FLINT TWP. — “Oh that is so cool.’’ “It’s awesome.’’ “Slick.’’
Comments like those made recently in a Carman-Ainsworth classroom can be music to a teacher’s ears but those were teachers talking.
About 25 teachers have spent the past few weeks — 12 hours total — in a computer lab after school and one weekend learning to use new interactive projectors being installed in their classrooms.
Such raves are common since the district introduced the interactive technology into 41 classrooms last fall. Visitors to schools during “A Closer Look’’ open house program earlier this year had similar reactions to the technology that turns a plain white dry erase board into a colorful magic show.
Best of all, the main targets — students — have embraced it with all the techno-savvy, games-playing fervor of their generation.
“Kids line up to use it and they don’t say a word until they get their turn,’’ said Cory Coombe, a fourth-grade teacher at Randels Elementary who was among C-A teachers trained to use the interactive technology last summer. He’s been using it since the start of the school year.
No more problems getting student volunteers to go up to the board at the front of the class to work problems or perform exercises.
“The kids love it,’’ Coombe said. “They want to go up there. They stay on their lunch period to play on it.’’
One touch of a wandlike, batteryoperated pen brings old-school board work to life. Shapes get swirled around, colored, resized and other special effects. Lines and boxes are drawn and erased with a gentle swipe. Boxes spin like reels on a slot-machine then stop to reveal words and phrases that inspire creative writing and thinking.
Widgets abound. There’s a protractor, a keyboard, a timer, dice, a Sudoku board, a piano keyboard, a calculator, a microphone, chartmaker and many more.
Coombe said he starts his day using the chart widget to teach students to build and read bar graphs.

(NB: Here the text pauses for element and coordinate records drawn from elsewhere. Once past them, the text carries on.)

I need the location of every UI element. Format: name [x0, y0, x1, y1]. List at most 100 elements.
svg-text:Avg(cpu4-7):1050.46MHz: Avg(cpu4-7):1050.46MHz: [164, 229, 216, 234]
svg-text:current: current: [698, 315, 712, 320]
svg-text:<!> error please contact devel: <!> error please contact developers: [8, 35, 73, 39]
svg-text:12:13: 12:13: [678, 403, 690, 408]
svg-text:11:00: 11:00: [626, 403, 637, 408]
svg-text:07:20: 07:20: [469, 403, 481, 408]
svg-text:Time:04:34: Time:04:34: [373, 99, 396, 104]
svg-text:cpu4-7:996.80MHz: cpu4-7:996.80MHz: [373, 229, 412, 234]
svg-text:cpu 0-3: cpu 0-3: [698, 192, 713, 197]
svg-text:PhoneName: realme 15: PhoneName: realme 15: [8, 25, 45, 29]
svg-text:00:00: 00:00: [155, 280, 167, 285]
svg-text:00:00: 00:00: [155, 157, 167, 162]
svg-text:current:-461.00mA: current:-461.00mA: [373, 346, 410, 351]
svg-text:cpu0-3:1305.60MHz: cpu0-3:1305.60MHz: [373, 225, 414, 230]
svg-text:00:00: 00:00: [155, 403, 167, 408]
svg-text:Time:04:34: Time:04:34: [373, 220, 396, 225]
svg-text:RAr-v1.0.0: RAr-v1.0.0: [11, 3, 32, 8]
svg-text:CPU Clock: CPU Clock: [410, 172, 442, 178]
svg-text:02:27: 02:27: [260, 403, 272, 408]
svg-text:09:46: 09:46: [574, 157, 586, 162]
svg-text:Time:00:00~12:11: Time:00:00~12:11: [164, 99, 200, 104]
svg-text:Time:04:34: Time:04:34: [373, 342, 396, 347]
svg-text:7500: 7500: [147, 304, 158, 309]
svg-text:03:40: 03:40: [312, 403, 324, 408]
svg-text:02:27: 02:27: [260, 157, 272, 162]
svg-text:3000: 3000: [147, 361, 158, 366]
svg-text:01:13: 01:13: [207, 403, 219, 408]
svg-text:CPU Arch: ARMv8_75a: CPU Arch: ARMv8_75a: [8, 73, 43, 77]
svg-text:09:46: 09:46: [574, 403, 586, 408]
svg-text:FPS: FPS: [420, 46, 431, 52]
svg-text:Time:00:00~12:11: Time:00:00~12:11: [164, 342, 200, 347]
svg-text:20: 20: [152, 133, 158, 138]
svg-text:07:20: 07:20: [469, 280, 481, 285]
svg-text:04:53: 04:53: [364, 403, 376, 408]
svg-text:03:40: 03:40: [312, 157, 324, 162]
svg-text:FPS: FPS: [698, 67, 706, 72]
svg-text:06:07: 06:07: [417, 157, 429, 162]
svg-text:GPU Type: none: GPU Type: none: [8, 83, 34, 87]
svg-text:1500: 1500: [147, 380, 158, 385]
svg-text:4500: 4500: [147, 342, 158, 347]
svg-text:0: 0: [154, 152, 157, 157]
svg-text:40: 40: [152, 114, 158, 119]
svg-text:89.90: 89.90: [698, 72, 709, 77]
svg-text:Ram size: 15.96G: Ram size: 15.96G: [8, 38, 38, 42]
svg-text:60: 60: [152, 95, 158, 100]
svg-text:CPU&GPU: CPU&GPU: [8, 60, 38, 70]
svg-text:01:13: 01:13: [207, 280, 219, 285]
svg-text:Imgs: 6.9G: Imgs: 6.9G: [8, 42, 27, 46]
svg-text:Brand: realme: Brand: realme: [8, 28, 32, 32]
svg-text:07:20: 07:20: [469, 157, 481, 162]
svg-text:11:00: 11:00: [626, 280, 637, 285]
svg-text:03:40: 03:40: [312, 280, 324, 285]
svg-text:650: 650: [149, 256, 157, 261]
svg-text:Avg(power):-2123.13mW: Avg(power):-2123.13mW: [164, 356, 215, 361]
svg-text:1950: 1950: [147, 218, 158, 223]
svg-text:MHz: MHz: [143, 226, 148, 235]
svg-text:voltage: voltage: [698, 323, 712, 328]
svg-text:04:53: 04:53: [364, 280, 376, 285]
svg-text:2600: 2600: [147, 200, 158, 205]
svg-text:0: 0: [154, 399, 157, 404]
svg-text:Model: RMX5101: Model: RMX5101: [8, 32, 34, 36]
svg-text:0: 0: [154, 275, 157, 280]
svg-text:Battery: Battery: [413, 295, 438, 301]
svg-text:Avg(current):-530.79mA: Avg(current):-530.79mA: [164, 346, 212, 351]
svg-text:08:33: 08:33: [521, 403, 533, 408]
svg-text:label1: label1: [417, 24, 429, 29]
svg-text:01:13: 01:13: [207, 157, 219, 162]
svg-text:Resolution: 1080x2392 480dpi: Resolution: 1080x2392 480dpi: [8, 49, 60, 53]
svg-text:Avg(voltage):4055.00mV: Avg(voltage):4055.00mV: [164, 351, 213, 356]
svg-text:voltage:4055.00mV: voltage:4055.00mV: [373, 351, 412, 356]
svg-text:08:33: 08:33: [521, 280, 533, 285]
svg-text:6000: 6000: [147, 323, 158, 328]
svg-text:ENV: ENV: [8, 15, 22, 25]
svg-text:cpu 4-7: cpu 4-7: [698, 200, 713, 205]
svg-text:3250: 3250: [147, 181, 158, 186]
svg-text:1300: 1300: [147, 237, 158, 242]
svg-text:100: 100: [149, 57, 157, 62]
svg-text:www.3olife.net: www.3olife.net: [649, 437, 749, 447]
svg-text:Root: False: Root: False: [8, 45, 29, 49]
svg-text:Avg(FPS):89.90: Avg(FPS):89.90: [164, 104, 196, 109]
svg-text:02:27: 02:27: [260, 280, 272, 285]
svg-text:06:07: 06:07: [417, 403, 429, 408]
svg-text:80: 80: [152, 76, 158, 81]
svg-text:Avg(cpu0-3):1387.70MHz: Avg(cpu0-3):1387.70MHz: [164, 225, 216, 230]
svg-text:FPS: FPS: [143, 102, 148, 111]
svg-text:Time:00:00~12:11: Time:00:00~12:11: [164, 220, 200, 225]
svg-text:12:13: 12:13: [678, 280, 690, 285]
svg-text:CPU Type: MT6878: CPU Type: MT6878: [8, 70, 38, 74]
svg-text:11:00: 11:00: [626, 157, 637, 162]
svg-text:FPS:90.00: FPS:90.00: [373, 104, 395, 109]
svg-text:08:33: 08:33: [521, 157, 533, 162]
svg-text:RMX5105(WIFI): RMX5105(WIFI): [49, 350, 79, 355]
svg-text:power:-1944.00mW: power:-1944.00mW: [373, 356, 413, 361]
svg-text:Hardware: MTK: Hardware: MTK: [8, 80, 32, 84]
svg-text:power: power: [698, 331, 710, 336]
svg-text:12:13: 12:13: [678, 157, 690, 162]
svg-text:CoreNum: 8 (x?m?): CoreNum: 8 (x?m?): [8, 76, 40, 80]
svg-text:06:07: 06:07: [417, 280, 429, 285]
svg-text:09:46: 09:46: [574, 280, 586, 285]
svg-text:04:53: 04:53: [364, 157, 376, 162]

The projector is the heart of the technology which transfers images to the whiteboard canvas from software on the teacher’s computer. The pen operates similar to a wireless mouse. Coombe explained that sensors in the projector tracks the pen’s movements and responds to commands that open, close, move and manipulate words and images.
One tap on a pre-programmed symbol can instantly link to a growing list of interactive educational web sites.
“I use it everyday in reading,’’ Coombe said. He takes students to web sites where they can listen to celebrity readers like James Earl Jones (the voice of Star Wars’ Darth Vader) demonstrate inflection, enunciation and other oral reading skills.
“They can hear someone besides me reading,’’ Coombe said.
Coombe taught the class for fellow teachers learning to use the projectors and interactive whiteboards. He walked them through the functions of Easiteach software which is a matrix of menus, symbols and commands set up to execute customized lesson plans.
One teacher was thrilled to learn how to integrate an existing PowerPoint lesson onto the white board.
Coombe also gave them a glimpse at Promethean Planet, a web site that bill itself as the world’s leading interactive whiteboard community. It contains thousands of interactive lessons for teachers to help get the most out of the “awesome’’ technology.